BBc News - Monday, 11 November, 2002
He has announced that his charity, the Bill and Melinda Gates Foundation, is making a $100m grant to tackle the issue of Aids in India.
The announcement, however, has been overshadowed by a row caused by a US report which estimates that the number of people in India with HIV will multiply more than five times in the next decade.
At a news conference on Monday Bill Gates said: "HIV-Aids is at a relatively low level in India and experience shows that countries that act at an early stage can prevent the disease from becoming widespread."

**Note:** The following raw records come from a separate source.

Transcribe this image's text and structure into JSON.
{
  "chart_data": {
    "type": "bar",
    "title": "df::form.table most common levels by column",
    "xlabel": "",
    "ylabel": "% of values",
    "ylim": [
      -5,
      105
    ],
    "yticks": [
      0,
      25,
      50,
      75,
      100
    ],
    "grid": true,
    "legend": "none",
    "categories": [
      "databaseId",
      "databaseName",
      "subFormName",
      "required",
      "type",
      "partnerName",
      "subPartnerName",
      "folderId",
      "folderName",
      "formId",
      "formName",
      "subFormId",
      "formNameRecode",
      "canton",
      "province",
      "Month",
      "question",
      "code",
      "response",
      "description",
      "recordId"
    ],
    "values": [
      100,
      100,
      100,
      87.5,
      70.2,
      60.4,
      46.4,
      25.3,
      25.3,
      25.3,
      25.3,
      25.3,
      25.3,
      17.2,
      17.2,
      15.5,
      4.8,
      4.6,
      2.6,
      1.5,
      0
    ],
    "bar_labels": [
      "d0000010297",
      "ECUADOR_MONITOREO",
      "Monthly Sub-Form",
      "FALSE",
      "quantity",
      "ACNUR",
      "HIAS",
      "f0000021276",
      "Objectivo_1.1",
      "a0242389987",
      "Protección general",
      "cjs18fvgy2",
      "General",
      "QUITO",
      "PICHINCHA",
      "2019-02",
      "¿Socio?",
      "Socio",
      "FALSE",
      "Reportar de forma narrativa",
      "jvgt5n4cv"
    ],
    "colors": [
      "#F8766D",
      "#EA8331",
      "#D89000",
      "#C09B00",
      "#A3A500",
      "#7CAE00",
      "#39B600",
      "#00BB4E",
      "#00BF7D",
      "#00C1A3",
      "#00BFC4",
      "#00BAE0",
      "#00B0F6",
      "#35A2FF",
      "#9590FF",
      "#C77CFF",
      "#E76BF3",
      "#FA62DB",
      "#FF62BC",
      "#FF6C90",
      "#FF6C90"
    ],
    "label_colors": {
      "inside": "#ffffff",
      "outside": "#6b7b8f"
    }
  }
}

But Mr Gates and the US Ambassador in New Delhi, Robert Blackwill, were accused by the Indian Health Minister of "spreading panic" among the general public by talking about dramatic increases in HIV-Aids cases.
Targeting the vulnerable
The Gates Foundation money will be targeted at mobile groups such as truck drivers, migrants and labourers who are seen as particularly vulnerable to HIV infection.
Bill Gates said that the money would also be used to tackle the social stigma attached to Aids in India.
But on Friday Indian Health Minister Shatrugan Sinha described the US projection that the number of people living with HIV-Aids could rise from the current level of 4 million people to 25 million by 2010 as "completely inaccurate".
The Health Minister later said: "I don't think anyone should contribute to spreading panic among the general public."
Nevertheless, Mr Sinha will chair the board that administers the Gates Foundation's programme.
And after a meeting with Indian Prime Minister Atal Behari Vajpayee, Mr Gates said " Mr Vajpayee appreciated the foundation's work and was very supportive of our activities."
New investments
The world's richest man is being treated like a visiting head of state during his visit to India.
In addition to his meeting with the Prime Minister, Bill Gates is due to meet with the President of India, Abdul Kalam.
He will also meet leading figures from India's burgeoning information technology industry when he visits the country's centres of IT in Bangalore and Hyderabad.
Mr Gates is expected to make some announcements about new investments in India by his company, Microsoft, but none has been confirmed.